Developers seeking approval for 160 new homes in the village of Navenby near Lincoln will see their plans go before North Kesteven District Council’s Lafford Planning Committee – against over 260 objections.
The application for the homes (slightly increased from the original application for 157), associated landscaping, parking and infrastructure is off greenfield land at Top Farm, off Green Man Road in Navenby
The 5ha site is currently being used as a mix of paddocks, arable field and farmyard.
House types include a range of buildings between two and five bedrooms, also guaranteeing 35% affordable housing (56 in total ranging from one to four beds).
The plans, by joint applicants Lindum Group Ltd and Linden Ltd, were due to be discussed at a meeting on May 26, however the meeting has now been postponed to June 2 at 5pm.
Because of a limited capacity a ticketing system will be put into place. A ticketing hotline will be opened at 9am on Friday, May 22. People interested in attending should call 01529 308224.
A total of 261 local resident submitted objections to the plans, raising concerns about how rapidly the village is expanding.
The main issues that are being considered by planning officers are the volume of traffic generated in the area and the impact on education and local health services.
In the planning report ahead of the meeting, case officer Steve Watson summed up concerns raised: “Proposed access route onto the A15 is inadequate. The access is on a gradient meaning that HGVs exiting will travel slowly when joining a 60mph road.
“157 households would impact significantly on the volume of traffic into the village from the major A15 and A607 roads, resulting in delays and obstructions for current road users and creating insufficient road capacity.”
Navenby Parish Council objected to the plans, stating initially that at a public meeting attended by 230 people there was no support for the scheme.
The objection also stated: “We already have a total of 143 houses in the pipeline from a base of 2011 – 64 built or with planning permission and 79 in pre-planning for in-fill sites at Chapel Heath, which we consider reasonable and sustainable additions.”
The report also mentions that the A607 has long been considered one of Lincolnshire’s red routes for traffic accidents.
One local resident wrote: “I am led to believe that the housing in Navenby over the last 12-15 years has already risen by approximately 30% – which is way above the recommended guidelines.”
The Education Authority has requested a contribution of £360,846.00 towards the provision of an additional 32 primary school places to serve the development.
This would be used to increase the capacity of Navenby Primary school only.

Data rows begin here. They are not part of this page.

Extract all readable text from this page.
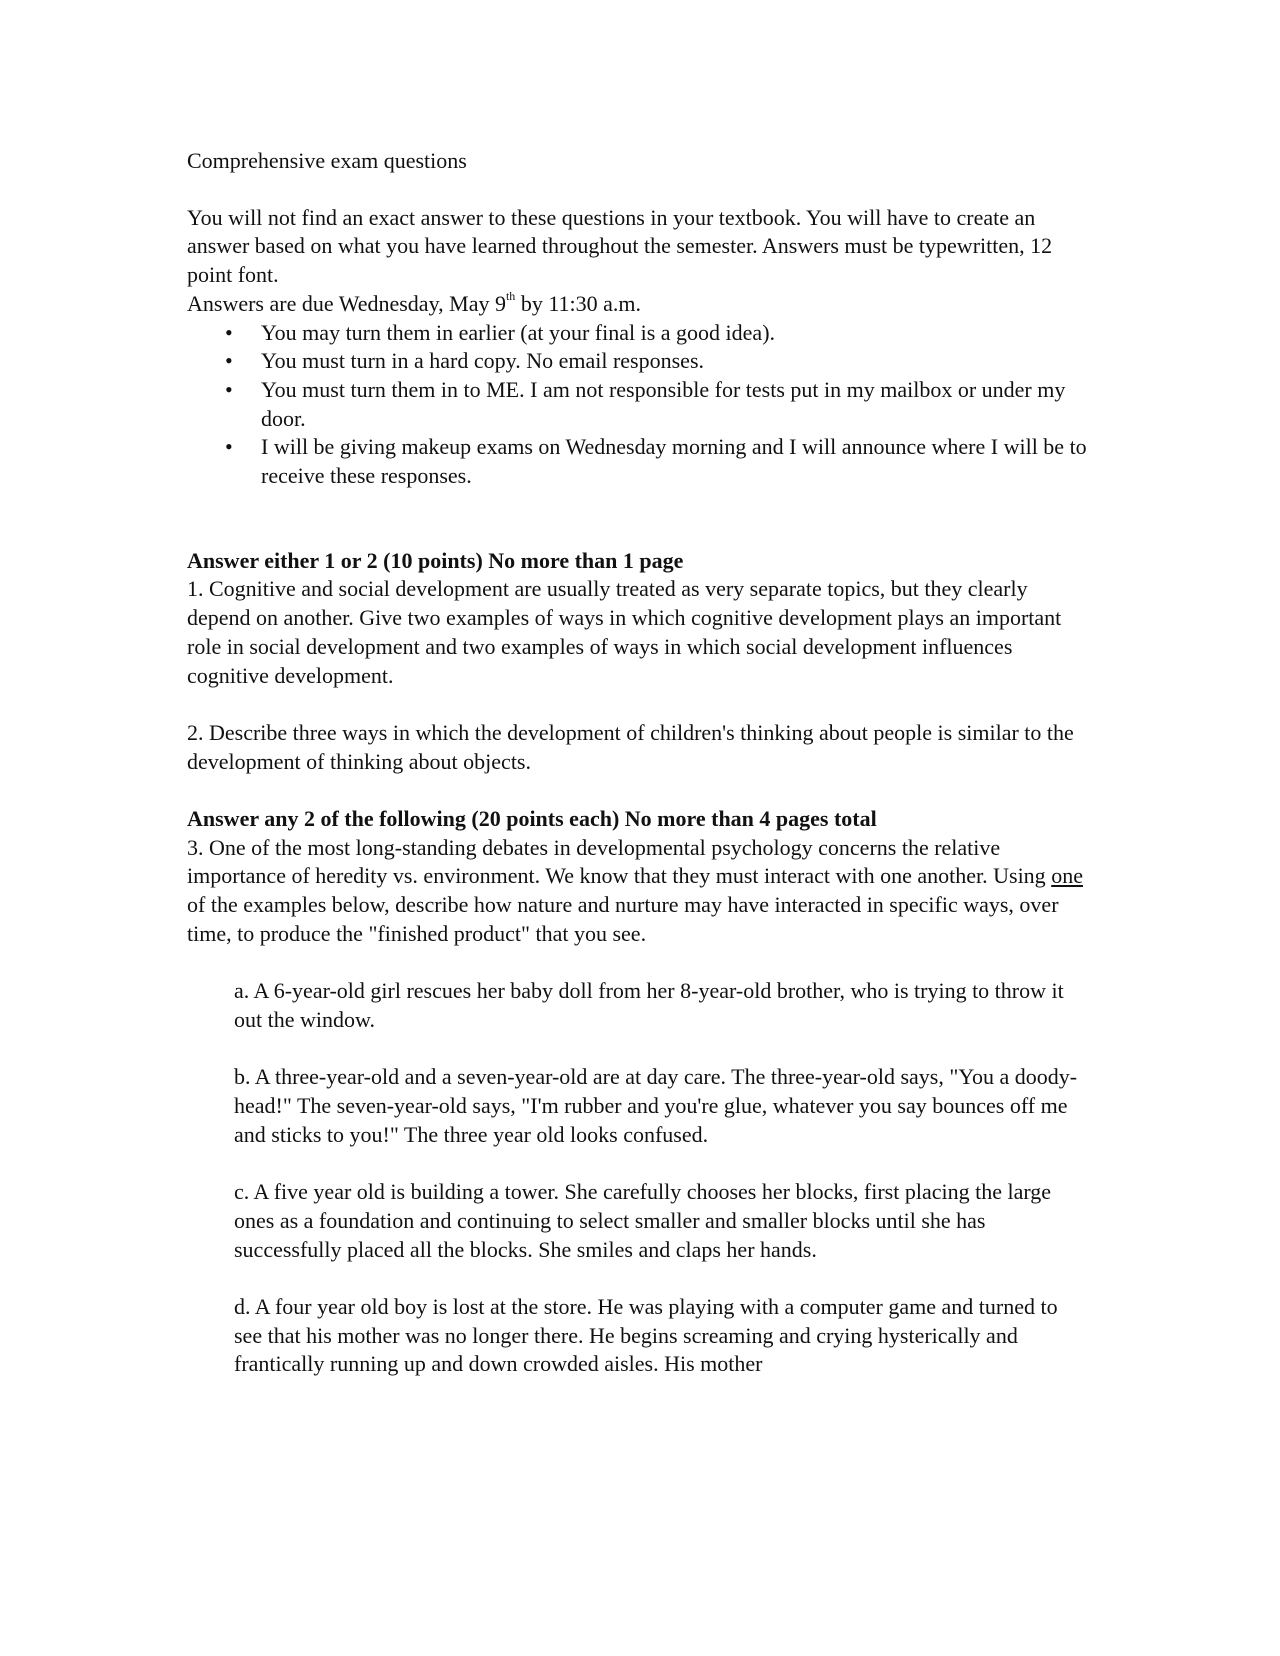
Comprehensive exam questions

You will not find an exact answer to these questions in your textbook. You will have to create an answer based on what you have learned throughout the semester. Answers must be typewritten, 12 point font.

Answers are due Wednesday, May 9th by 11:30 a.m.

• You may turn them in earlier (at your final is a good idea).
• You must turn in a hard copy. No email responses.
• You must turn them in to ME. I am not responsible for tests put in my mailbox or under my door.
• I will be giving makeup exams on Wednesday morning and I will announce where I will be to receive these responses.

Answer either 1 or 2 (10 points) No more than 1 page

1. Cognitive and social development are usually treated as very separate topics, but they clearly depend on another. Give two examples of ways in which cognitive development plays an important role in social development and two examples of ways in which social development influences cognitive development.

2. Describe three ways in which the development of children's thinking about people is similar to the development of thinking about objects.

Answer any 2 of the following (20 points each) No more than 4 pages total

3. One of the most long-standing debates in developmental psychology concerns the relative importance of heredity vs. environment. We know that they must interact with one another. Using one of the examples below, describe how nature and nurture may have interacted in specific ways, over time, to produce the "finished product" that you see.

a. A 6-year-old girl rescues her baby doll from her 8-year-old brother, who is trying to throw it out the window.

b. A three-year-old and a seven-year-old are at day care. The three-year-old says, "You a doody-head!" The seven-year-old says, "I'm rubber and you're glue, whatever you say bounces off me and sticks to you!" The three year old looks confused.

c. A five year old is building a tower. She carefully chooses her blocks, first placing the large ones as a foundation and continuing to select smaller and smaller blocks until she has successfully placed all the blocks. She smiles and claps her hands.

d. A four year old boy is lost at the store. He was playing with a computer game and turned to see that his mother was no longer there. He begins screaming and crying hysterically and frantically running up and down crowded aisles. His mother
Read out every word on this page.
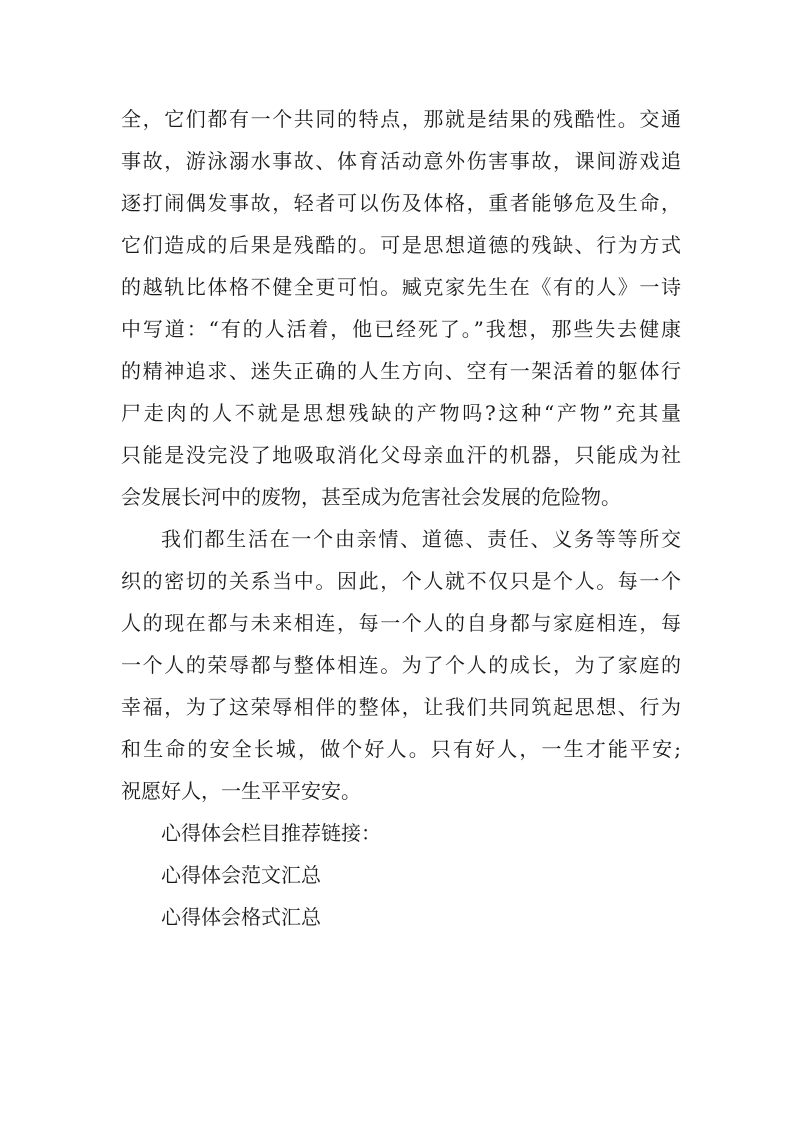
全，它们都有一个共同的特点，那就是结果的残酷性。交通
事故，游泳溺水事故、体育活动意外伤害事故，课间游戏追
逐打闹偶发事故，轻者可以伤及体格，重者能够危及生命，
它们造成的后果是残酷的。可是思想道德的残缺、行为方式
的越轨比体格不健全更可怕。臧克家先生在《有的人》一诗
中写道：“有的人活着，他已经死了。”我想，那些失去健康
的精神追求、迷失正确的人生方向、空有一架活着的躯体行
尸走肉的人不就是思想残缺的产物吗?这种“产物”充其量
只能是没完没了地吸取消化父母亲血汗的机器，只能成为社
会发展长河中的废物，甚至成为危害社会发展的危险物。
我们都生活在一个由亲情、道德、责任、义务等等所交
织的密切的关系当中。因此，个人就不仅只是个人。每一个
人的现在都与未来相连，每一个人的自身都与家庭相连，每
一个人的荣辱都与整体相连。为了个人的成长，为了家庭的
幸福，为了这荣辱相伴的整体，让我们共同筑起思想、行为
和生命的安全长城，做个好人。只有好人，一生才能平安;
祝愿好人，一生平平安安。
心得体会栏目推荐链接：
心得体会范文汇总
心得体会格式汇总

A sum of £218,419.20 would be committed to off-site recreational space, spent within the parish, £3,500 would be put towards the provision of a Road Traffic Order to relocate the 30mph zone and an annual contribution of £5,000 would support the Navenby bus service.

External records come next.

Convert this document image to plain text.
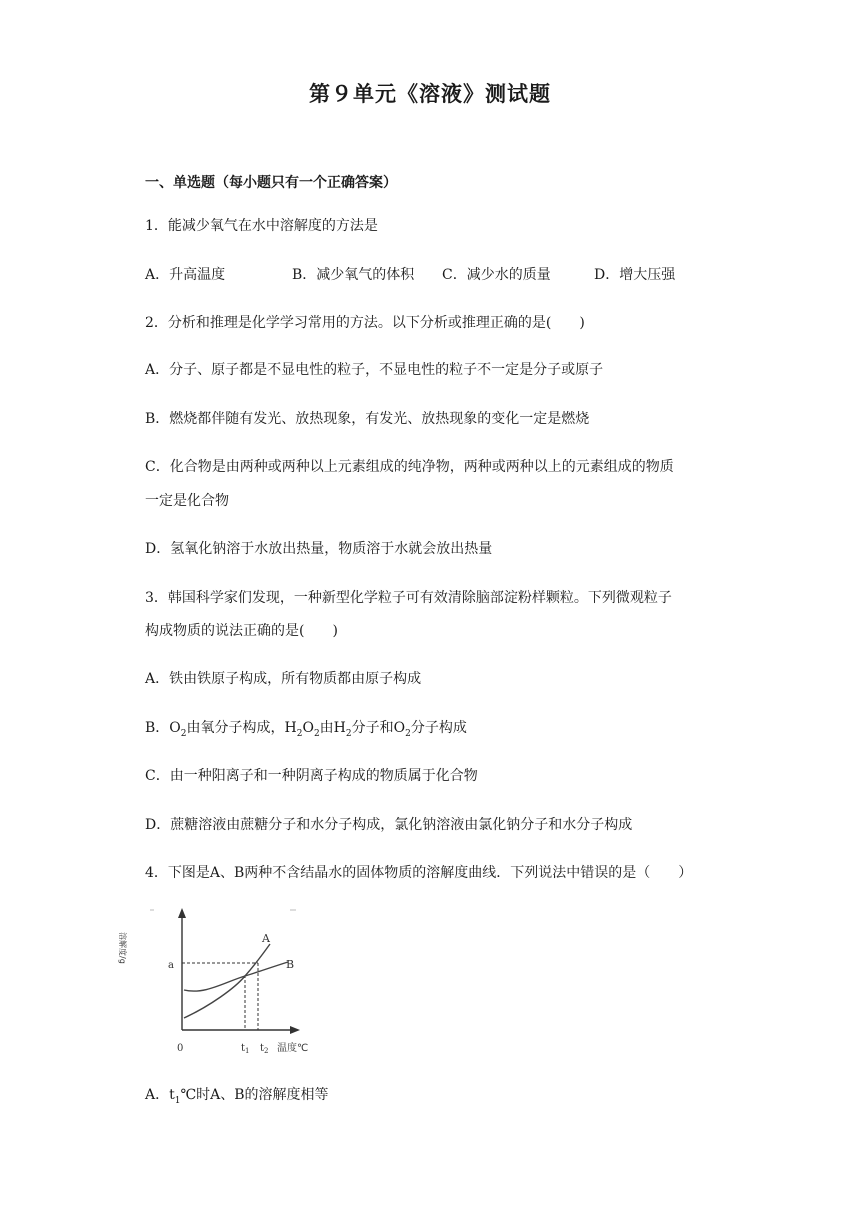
第９单元《溶液》测试题
一、单选题（每小题只有一个正确答案）
1．能减少氧气在水中溶解度的方法是
A．升高温度	B．减少氧气的体积 C．减少水的质量	D．增大压强
2．分析和推理是化学学习常用的方法。以下分析或推理正确的是(　　)
A．分子、原子都是不显电性的粒子，不显电性的粒子不一定是分子或原子
B．燃烧都伴随有发光、放热现象，有发光、放热现象的变化一定是燃烧
C．化合物是由两种或两种以上元素组成的纯净物，两种或两种以上的元素组成的物质
一定是化合物
D．氢氧化钠溶于水放出热量，物质溶于水就会放出热量
3．韩国科学家们发现，一种新型化学粒子可有效清除脑部淀粉样颗粒。下列微观粒子
构成物质的说法正确的是(　　)
A．铁由铁原子构成，所有物质都由原子构成
B．$O_2$由氧分子构成，$H_2O_2$由$H_2$分子和$O_2$分子构成
C．由一种阳离子和一种阴离子构成的物质属于化合物
D．蔗糖溶液由蔗糖分子和水分子构成，氯化钠溶液由氯化钠分子和水分子构成
4．下图是A、B两种不含结晶水的固体物质的溶解度曲线．下列说法中错误的是（　　）
溶解度/g
a
A
B
0	$t_1$ $t_2$ 温度℃
A．$t_1℃$时A、B的溶解度相等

The Highways Authority has raised no objection to the development subject to the imposition of a number of planning conditions.
It has been recommended that the scheme is approved with conditions that it is begun no later than two years, that materials and landscaping are agreed in writing and relevant assessments have been carried out.

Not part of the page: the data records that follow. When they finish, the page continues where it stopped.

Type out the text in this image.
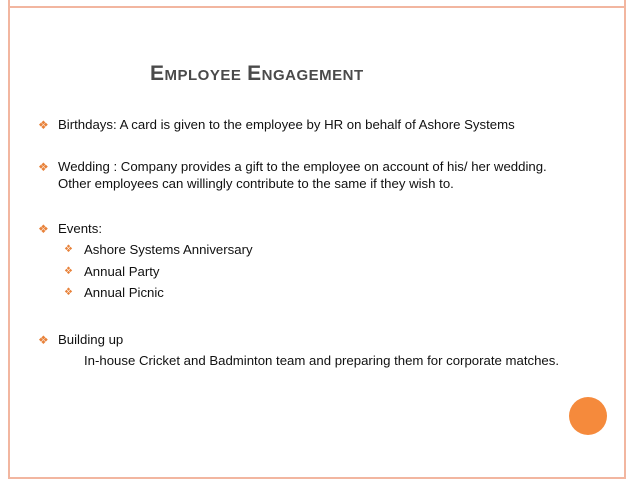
EMPLOYEE ENGAGEMENT
❖ Birthdays: A card is given to the employee by HR on behalf of Ashore Systems
❖ Wedding : Company provides a gift to the employee on account of his/ her wedding.
Other employees can willingly contribute to the same if they wish to.
❖ Events:
❖ Ashore Systems Anniversary
❖ Annual Party
❖ Annual Picnic
❖ Building up
In-house Cricket and Badminton team and preparing them for corporate matches.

A spokesman for Linden Homes said: “Since the planning application was submitted in August 2014 we have worked with local people, planners along with the other consultees, and have made a number of changes in response to comments received.
“These changes have been re-consulted on and officers are sufficiently satisfied that the scheme is now acceptable, hence the recommendation for approval.
“Planning applications attract funds and provision through the Section 106 agreement to meet local requirements.
“Linden Homes has been working closely with the local planning authority and the community to ensure that these planning obligations are fulfilled.
“This has resulted in around £600,000 being allocated to Navenby, alongside the delivery of 56 much needed affordable homes.”